Ketua Lembaga Kajian Strategis DPW Al Jam’iyatul Washliyah Medan, Dr. Azizul Kholis

Transisi Energi Berbasis Fikih: Strategi Al Washliyah Medan Lawan Krisis Iklim

MEDAN, ForestEarth.id – Organisasi masyarakat (ormas) keagamaan kini muncul sebagai kekuatan baru dalam mempercepat transisi energi hijau di Sumatera Utara (Sumut).

Melalui konsep inovatif bernama “Sedekah Energi”, Al Washliyah Medan mengajak seluruh elemen masyarakat untuk mulai beralih ke energi terbarukan demi menjaga keseimbangan alam sesuai mandat syariat.

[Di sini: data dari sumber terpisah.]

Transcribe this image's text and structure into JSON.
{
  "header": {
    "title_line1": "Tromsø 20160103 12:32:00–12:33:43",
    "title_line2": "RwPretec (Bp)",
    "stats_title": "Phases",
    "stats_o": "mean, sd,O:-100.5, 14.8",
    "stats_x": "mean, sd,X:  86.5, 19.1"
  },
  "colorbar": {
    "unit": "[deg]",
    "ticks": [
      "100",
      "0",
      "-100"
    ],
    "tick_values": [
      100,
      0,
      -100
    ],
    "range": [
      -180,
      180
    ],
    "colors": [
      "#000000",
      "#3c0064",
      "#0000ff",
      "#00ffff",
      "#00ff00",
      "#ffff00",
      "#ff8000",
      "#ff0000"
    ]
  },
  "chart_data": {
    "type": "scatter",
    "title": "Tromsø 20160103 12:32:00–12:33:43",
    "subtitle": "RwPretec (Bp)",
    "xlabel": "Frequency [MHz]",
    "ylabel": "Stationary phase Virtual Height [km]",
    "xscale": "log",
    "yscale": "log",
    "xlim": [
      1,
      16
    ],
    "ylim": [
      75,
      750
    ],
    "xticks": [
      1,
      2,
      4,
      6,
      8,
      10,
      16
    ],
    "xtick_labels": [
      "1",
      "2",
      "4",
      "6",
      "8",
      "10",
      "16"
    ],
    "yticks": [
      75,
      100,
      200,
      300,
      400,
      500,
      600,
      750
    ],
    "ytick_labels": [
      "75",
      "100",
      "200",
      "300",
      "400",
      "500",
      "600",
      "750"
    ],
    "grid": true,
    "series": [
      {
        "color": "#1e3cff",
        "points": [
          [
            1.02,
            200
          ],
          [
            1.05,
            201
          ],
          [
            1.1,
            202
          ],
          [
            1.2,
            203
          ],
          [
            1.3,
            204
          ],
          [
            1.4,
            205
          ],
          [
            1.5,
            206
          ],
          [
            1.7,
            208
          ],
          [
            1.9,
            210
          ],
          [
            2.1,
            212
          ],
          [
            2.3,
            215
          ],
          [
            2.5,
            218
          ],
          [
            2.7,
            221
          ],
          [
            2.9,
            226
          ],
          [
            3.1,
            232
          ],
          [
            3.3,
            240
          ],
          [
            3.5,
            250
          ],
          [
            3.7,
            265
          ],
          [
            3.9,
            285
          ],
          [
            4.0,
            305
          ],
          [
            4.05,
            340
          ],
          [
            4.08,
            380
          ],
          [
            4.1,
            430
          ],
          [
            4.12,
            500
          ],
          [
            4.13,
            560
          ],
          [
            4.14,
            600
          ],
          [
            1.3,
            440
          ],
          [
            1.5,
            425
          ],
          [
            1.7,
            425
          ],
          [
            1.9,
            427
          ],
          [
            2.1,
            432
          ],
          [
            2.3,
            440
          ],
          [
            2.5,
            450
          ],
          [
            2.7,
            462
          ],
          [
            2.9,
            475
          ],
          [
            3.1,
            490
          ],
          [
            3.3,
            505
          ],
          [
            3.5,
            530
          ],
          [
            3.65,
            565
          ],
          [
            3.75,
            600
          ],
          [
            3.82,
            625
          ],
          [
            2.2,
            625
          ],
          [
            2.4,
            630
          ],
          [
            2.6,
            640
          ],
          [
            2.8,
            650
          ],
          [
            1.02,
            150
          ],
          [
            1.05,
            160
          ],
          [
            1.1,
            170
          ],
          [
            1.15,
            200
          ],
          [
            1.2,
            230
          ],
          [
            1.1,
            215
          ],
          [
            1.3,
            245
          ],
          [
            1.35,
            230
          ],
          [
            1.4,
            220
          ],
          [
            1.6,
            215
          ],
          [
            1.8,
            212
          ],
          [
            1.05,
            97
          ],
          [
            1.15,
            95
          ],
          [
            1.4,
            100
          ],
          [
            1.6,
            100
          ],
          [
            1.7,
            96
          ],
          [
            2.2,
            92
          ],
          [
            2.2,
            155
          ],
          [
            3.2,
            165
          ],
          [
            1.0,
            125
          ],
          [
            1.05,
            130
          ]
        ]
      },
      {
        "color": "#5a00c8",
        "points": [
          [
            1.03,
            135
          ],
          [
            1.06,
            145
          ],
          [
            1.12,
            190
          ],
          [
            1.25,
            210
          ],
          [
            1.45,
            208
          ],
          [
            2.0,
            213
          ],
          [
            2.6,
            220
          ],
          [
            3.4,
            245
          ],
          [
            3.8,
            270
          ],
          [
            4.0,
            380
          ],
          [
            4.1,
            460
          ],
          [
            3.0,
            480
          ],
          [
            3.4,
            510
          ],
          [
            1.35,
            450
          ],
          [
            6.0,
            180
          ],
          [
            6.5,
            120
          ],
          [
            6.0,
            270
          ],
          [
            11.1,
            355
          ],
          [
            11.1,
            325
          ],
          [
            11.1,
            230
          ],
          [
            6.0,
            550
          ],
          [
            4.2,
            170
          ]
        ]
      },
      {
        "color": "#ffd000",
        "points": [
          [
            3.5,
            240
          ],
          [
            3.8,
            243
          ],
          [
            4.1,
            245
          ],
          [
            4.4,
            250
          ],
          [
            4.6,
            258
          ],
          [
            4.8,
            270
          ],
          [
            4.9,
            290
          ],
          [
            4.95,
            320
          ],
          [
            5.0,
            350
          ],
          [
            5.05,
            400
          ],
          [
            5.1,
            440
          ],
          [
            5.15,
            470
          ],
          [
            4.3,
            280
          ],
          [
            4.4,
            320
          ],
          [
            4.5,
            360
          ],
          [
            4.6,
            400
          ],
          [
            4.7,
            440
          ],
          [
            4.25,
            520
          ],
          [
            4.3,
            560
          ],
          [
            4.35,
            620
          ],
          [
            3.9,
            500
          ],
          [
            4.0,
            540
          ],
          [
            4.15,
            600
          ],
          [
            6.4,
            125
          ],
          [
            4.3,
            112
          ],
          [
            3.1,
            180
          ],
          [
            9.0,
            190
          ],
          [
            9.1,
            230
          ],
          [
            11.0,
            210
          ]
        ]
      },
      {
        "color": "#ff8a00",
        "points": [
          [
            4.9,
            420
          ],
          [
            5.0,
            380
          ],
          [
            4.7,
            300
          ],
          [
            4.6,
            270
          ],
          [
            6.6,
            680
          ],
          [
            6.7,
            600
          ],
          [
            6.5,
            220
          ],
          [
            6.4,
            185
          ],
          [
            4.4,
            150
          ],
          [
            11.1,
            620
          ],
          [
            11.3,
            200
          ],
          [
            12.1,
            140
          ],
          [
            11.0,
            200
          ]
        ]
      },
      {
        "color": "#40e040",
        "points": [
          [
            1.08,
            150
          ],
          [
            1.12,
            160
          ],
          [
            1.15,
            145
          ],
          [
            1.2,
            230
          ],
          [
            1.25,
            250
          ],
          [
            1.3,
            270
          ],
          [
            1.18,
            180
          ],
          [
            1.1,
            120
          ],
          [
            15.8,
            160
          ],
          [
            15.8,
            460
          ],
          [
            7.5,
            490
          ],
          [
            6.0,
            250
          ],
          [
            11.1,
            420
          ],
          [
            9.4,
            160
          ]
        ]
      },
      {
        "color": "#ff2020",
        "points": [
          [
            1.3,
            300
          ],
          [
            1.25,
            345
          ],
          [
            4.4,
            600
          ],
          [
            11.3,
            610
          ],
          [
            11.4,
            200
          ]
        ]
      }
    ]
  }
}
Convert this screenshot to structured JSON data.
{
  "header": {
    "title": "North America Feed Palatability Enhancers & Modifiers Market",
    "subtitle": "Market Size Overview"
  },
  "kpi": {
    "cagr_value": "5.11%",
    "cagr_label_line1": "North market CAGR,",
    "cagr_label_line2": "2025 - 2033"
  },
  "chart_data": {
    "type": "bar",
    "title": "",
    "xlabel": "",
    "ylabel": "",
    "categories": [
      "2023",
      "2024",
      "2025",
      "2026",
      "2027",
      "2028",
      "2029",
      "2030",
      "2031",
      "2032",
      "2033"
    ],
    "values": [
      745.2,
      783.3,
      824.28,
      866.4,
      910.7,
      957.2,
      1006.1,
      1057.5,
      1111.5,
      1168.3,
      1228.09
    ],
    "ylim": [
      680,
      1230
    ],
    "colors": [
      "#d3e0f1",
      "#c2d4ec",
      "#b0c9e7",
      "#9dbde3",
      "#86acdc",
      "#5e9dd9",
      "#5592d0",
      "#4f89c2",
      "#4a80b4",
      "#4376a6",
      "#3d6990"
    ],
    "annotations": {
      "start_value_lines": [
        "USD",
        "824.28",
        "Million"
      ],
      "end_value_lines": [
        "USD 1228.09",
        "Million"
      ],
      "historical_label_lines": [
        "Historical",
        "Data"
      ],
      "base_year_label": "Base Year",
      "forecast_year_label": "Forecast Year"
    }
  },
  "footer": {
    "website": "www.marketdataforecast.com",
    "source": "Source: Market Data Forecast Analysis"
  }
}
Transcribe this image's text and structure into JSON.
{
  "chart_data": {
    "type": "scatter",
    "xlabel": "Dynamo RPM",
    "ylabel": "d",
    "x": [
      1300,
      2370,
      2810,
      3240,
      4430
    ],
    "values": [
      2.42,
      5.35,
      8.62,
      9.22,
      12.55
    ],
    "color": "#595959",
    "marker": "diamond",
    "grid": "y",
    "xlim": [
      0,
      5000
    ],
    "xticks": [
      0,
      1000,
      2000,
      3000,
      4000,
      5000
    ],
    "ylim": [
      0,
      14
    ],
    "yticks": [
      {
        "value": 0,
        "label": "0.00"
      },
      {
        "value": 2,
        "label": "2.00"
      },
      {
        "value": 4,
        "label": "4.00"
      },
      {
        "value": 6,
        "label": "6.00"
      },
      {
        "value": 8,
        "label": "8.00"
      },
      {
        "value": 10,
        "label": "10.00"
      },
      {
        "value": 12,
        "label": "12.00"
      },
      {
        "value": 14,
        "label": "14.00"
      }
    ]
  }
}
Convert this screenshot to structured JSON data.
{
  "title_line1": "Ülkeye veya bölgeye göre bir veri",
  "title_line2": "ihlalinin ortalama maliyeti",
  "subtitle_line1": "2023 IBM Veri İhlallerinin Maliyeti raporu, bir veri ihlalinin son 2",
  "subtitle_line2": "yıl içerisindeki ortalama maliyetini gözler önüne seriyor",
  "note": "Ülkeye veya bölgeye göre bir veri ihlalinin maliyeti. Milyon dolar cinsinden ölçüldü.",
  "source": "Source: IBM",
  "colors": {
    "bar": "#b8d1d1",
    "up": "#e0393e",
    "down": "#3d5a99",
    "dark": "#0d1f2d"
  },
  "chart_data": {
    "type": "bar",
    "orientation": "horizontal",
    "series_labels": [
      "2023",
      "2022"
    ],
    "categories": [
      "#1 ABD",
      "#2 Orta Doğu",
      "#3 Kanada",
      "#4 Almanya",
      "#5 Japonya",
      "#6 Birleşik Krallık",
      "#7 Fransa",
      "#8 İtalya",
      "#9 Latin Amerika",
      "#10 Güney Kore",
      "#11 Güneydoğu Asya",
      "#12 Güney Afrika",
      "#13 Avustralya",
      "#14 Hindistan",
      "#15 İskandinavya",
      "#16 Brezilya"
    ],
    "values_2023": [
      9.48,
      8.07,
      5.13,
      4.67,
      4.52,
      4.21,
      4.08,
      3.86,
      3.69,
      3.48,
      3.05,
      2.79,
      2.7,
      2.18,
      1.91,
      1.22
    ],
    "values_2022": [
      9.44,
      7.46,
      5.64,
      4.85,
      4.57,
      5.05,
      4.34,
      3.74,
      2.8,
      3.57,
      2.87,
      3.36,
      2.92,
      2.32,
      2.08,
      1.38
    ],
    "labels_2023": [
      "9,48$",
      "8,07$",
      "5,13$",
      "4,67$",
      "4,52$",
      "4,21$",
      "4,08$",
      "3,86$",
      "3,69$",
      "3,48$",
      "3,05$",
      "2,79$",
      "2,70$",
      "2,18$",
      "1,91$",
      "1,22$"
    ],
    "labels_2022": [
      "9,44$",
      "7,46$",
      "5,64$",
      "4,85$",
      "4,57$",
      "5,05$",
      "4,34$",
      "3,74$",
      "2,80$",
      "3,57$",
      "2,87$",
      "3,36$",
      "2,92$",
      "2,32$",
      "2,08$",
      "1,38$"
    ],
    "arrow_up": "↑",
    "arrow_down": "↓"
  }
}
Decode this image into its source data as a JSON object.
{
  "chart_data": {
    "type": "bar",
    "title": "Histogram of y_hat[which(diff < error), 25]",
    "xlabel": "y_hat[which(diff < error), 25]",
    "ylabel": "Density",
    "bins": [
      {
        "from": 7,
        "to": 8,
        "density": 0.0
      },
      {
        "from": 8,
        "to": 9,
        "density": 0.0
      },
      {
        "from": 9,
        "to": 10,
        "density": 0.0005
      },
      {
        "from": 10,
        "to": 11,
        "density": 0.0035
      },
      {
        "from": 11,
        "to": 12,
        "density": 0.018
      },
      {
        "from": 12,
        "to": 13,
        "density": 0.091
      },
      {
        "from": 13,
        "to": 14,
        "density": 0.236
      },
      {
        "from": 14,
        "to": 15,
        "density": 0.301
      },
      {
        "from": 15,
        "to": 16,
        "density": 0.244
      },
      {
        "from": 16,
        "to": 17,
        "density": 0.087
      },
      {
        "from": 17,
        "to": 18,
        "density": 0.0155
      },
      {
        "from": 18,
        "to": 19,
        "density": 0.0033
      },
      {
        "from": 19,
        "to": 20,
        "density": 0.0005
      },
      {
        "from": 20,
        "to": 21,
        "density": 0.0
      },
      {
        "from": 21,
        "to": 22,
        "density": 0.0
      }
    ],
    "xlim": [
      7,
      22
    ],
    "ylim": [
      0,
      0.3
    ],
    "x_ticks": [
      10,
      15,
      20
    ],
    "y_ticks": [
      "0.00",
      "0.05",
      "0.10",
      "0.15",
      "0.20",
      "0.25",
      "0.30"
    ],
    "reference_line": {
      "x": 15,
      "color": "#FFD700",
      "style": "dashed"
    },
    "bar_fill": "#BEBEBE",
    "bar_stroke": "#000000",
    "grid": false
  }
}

Gagasan ini menjadi sorotan dalam workshop bertajuk “Menuju Transisi Energi Berkeadilan di Sumatera Utara: Perspektif Fikih, Kebijakan, dan Keadilan Sosial” yang digelar di Ruang Rapat Bina Graha Bapperida Provinsi Sumut, Kamis (12/3/2026).

Ketua Lembaga Kajian Strategis DPW Al Jam’iyatul Washliyah Medan, Dr. Azizul Kholis, memaparkan data simulasi yang mengejutkan terkait konsumsi energi fasilitas sosial dan pendidikan.

Di Kota Medan saja, 243 unit aset Al Washliyah diperkirakan menghabiskan biaya listrik konvensional sebesar Rp6,24 miliar per tahun.

“Jika proyeksi ini diperluas ke seluruh pengurus Al Washliyah di Sumatera Utara, nilainya bisa mencapai sekitar Rp52 miliar per tahun. Padahal ini baru satu organisasi,” jelas Azizul.

Lebih jauh, potensi penghematan pada sektor rumah ibadah jauh lebih besar. Berdasarkan data Dewan Masjid Indonesia, terdapat 10.899 masjid di Sumut. Dengan asumsi biaya listrik Rp500 ribu per bulan, total pengeluaran listrik masjid di Sumut mencapai Rp65 miliar per tahun.

Fikih Energi dan Dakwah Lingkungan

Sebagai bentuk keseriusan, Azizul mengungkapkan bahwa Al Washliyah tengah menyusun buku tentang Fikih Energi yang akan segera diterbitkan. Buku ini menekankan bahwa landasan keagamaan dan ayat-ayat Al-Qur’an memiliki landasan kuat untuk mendukung pelestarian lingkungan.

“Bayangkan jika sebagian kebutuhan listrik masjid dipenuhi oleh panel surya. Penghematan tersebut menjadi ‘Sedekah Energi’ yang sangat besar manfaatnya. Kampanye bahwa hemat energi adalah ibadah atau Dakwah Energi bisa menjadi gerakan sosial yang kuat,” tambahnya.

Mendorong Kebijakan yang Inklusif

Direktur Green Justice Indonesia, Panut Hadisiswoyo, mendukung penuh keterlibatan ormas keagamaan. Menurutnya, di tengah lambatnya proses transisi, keterlibatan masyarakat sipil sangat penting untuk memastikan percepatan energi hijau tetap mengedepankan hak asasi manusia dan keadilan sosial.

Meski Pemprov Sumut sudah memiliki Perda Nomor 4 Tahun 2022 tentang Rencana Umum Energi Daerah, Azizul menilai perlu adanya aturan turunan yang lebih teknis agar program seperti Sedekah Energi, Wakaf Energi, dan Dakwah Energi dapat terimplementasi secara luas.

Workshop ini dihadiri oleh jajaran pejabat Pemprov Sumut, akademisi, hingga perusahaan energi besar seperti PLN UIP Sumbagut, Pertamina Patra Niaga, Indonesia Power, dan Sarulla Operation. Hasil diskusi ini akan menjadi rekomendasi strategis bagi pemerintah untuk menciptakan tata kelola energi yang tidak hanya “hijau”, tetapi juga inklusif bagi seluruh lapisan masyarakat.